Were the objectives of Budget 2020 met? 

For reference, the theme for Budget 2020 is “Driving Growth and Equitable Outcomes Towards Shared Prosperity. ” When approached with the question of whether this objective was met, Wong Chen explained that: 

“The budget should not be looked upon in a thematic manner, what is more important is to scrutinize the revenue and expenditure aspect of the budget.”

According to Wong Chen, the revenue aspect of the budget can come from different sources such as personal and corporate income taxes, excise duty, road taxes, contributions, fines or even dividends from GLCs such as Petronas. In general, the revenue proceeds from the budget are rather fixed and generally rake in around RM250 billion. 

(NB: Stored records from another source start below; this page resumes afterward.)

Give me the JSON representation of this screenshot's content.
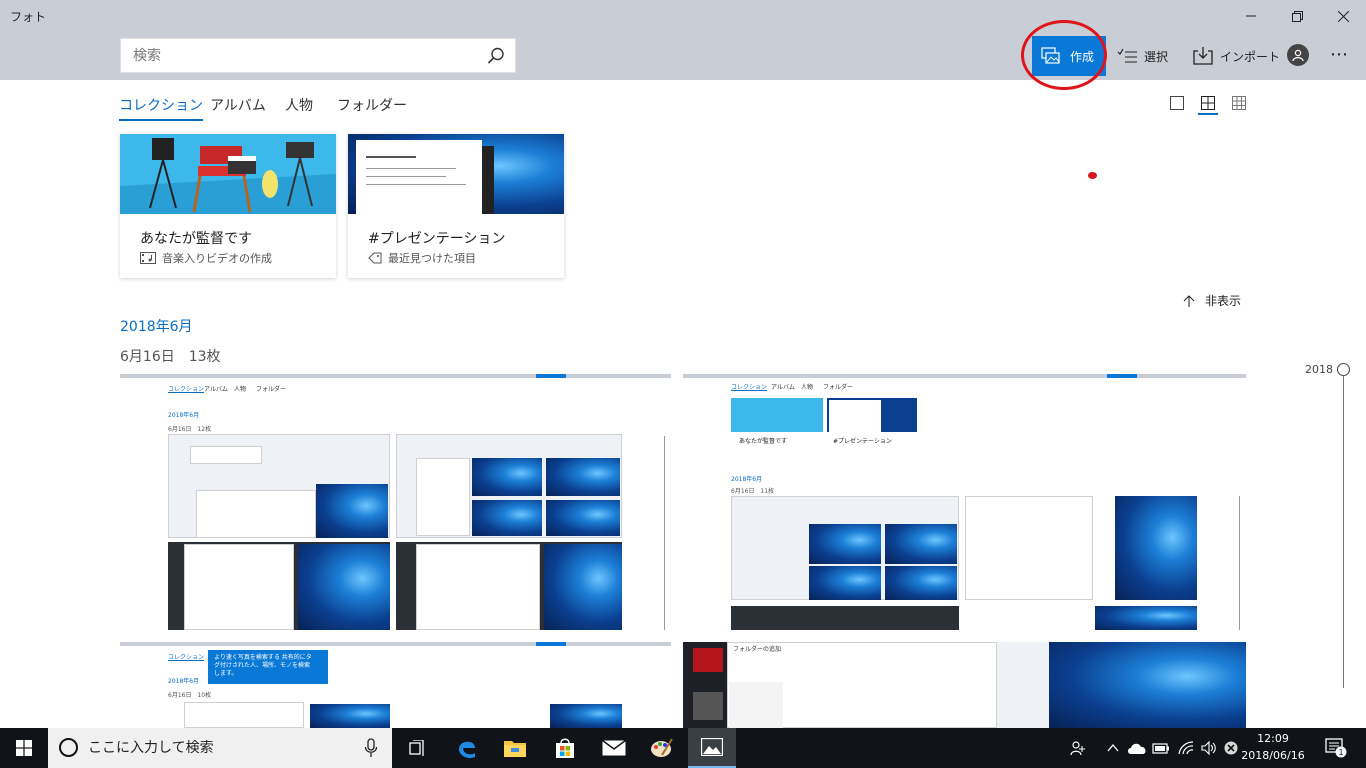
{
  "window": {
    "title": "フォト"
  },
  "search": {
    "placeholder": "検索"
  },
  "commands": {
    "create": "作成",
    "select": "選択",
    "import": "インポート"
  },
  "tabs": [
    {
      "label": "コレクション",
      "active": true
    },
    {
      "label": "アルバム",
      "active": false
    },
    {
      "label": "人物",
      "active": false
    },
    {
      "label": "フォルダー",
      "active": false
    }
  ],
  "cards": [
    {
      "title": "あなたが監督です",
      "subtitle": "音楽入りビデオの作成"
    },
    {
      "title": "#プレゼンテーション",
      "subtitle": "最近見つけた項目"
    }
  ],
  "hide_label": "非表示",
  "month_heading": "2018年6月",
  "date_group": {
    "date": "6月16日",
    "count": "13枚"
  },
  "timeline": {
    "year": "2018"
  },
  "thumb_text": {
    "tab_collection": "コレクション",
    "tab_album": "アルバム",
    "tab_people": "人物",
    "tab_folder": "フォルダー",
    "month": "2018年6月",
    "date_12": "6月16日　12枚",
    "date_11": "6月16日　11枚",
    "date_10": "6月16日　10枚",
    "card1": "あなたが監督です",
    "card2": "#プレゼンテーション",
    "tooltip": "より速く写真を検索する 共有的にタグ付けされた人、場所、モノを検索します。",
    "folder_dialog": "フォルダーの追加"
  },
  "taskbar": {
    "search_placeholder": "ここに入力して検索",
    "time": "12:09",
    "date": "2018/06/16",
    "notification_count": "1"
  },
  "colors": {
    "accent": "#0a78d7",
    "annotation": "#e0141d",
    "titlebar": "#c9ced6",
    "taskbar": "#101418"
  }
}
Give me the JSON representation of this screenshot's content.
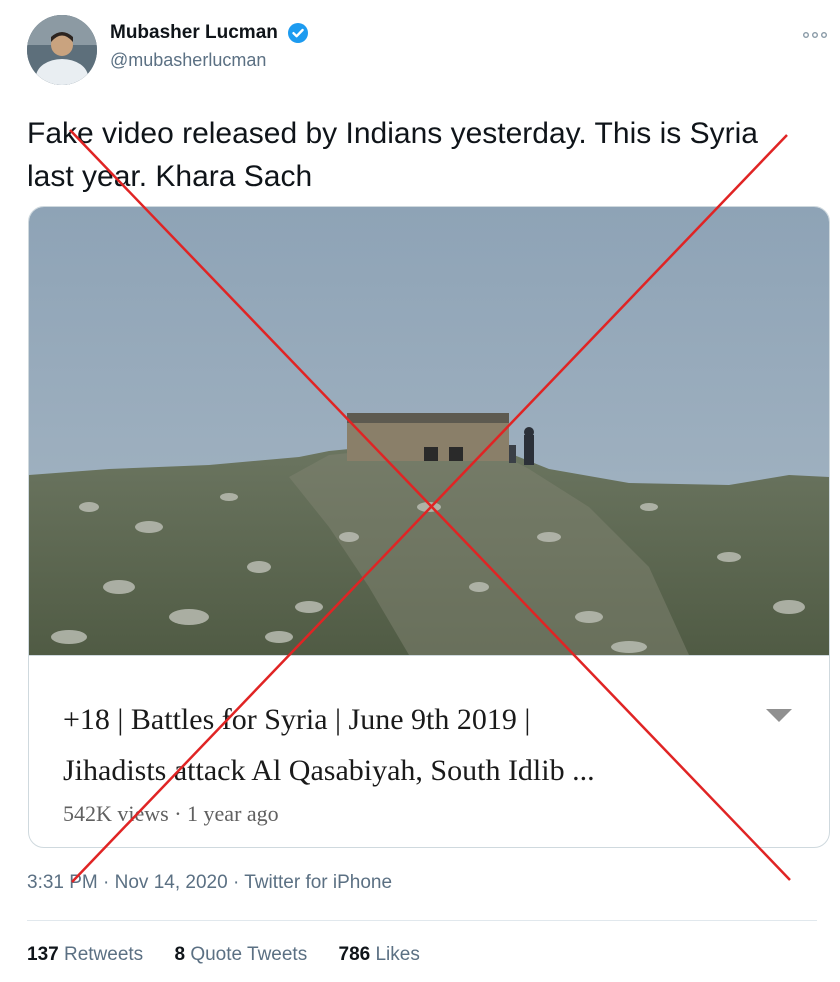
{
  "author": {
    "name": "Mubasher Lucman",
    "handle": "@mubasherlucman",
    "verified": true,
    "avatar_icon": "profile-photo"
  },
  "more_icon": "more-options-icon",
  "tweet": {
    "text": "Fake video released by Indians yesterday. This is Syria\nlast year. Khara Sach"
  },
  "card": {
    "title": "+18 | Battles for Syria | June 9th 2019 |\nJihadists attack Al Qasabiyah, South Idlib ...",
    "meta": "542K views · 1 year ago",
    "caret_icon": "dropdown-caret-icon"
  },
  "timestamp": "3:31 PM · Nov 14, 2020 · Twitter for iPhone",
  "stats": {
    "retweets_count": "137",
    "retweets_label": "Retweets",
    "quotes_count": "8",
    "quotes_label": "Quote Tweets",
    "likes_count": "786",
    "likes_label": "Likes"
  },
  "colors": {
    "verified": "#1d9bf0",
    "secondary_text": "#5b7083",
    "overlay_x": "#e02424"
  }
}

The rule would be that this revenue collected must meet the operating expenditure of the government. The bulk of the operating expenses will be used to service the interest payment on debt by the government, which is roughly around RM35 billion per year. Other operating expenses to be covered would include the pension and salary of civil servants or procurement expenditure. 


As for development expenditure in Malaysia, these expenses are financed directly through government bonds. Yearly, around RM50 mil worth of bonds are issued and around 5-10% of these bonds are taken up by foreign entities. Generally, the government will minimize the exposure of these national debts to foreign entities to avoid volatility and sudden dumping of these debts. In the event these debts are dumped, investors would take out US dollars from the Malaysian market, which will decrease the value of Ringgit in the market. Therefore, the bulk of the government bonds are instead bought by local institutions such as EPF. 


Government guarantee – national debt? 

As reiterated above, the government can issue bonds directly to fund development expenditure. On the other hand, GLCs can issue bonds similarly. In this context, the government will act as guarantee for these bonds. 


One may question whether these government guaranteed bonds are in fact part of the national debt. As explained by Wong Chen, these bonds would only become national debt in the event the bond issuance bodies default in their repayment to bond holders. Given the extensive resources and enforcement put in place by GLICs such as Khazanah Nasional, defaulting in repayment would unlikely occur. As such, there is no need for the government to bail out and consequently pose a heavy debt burden to the government. 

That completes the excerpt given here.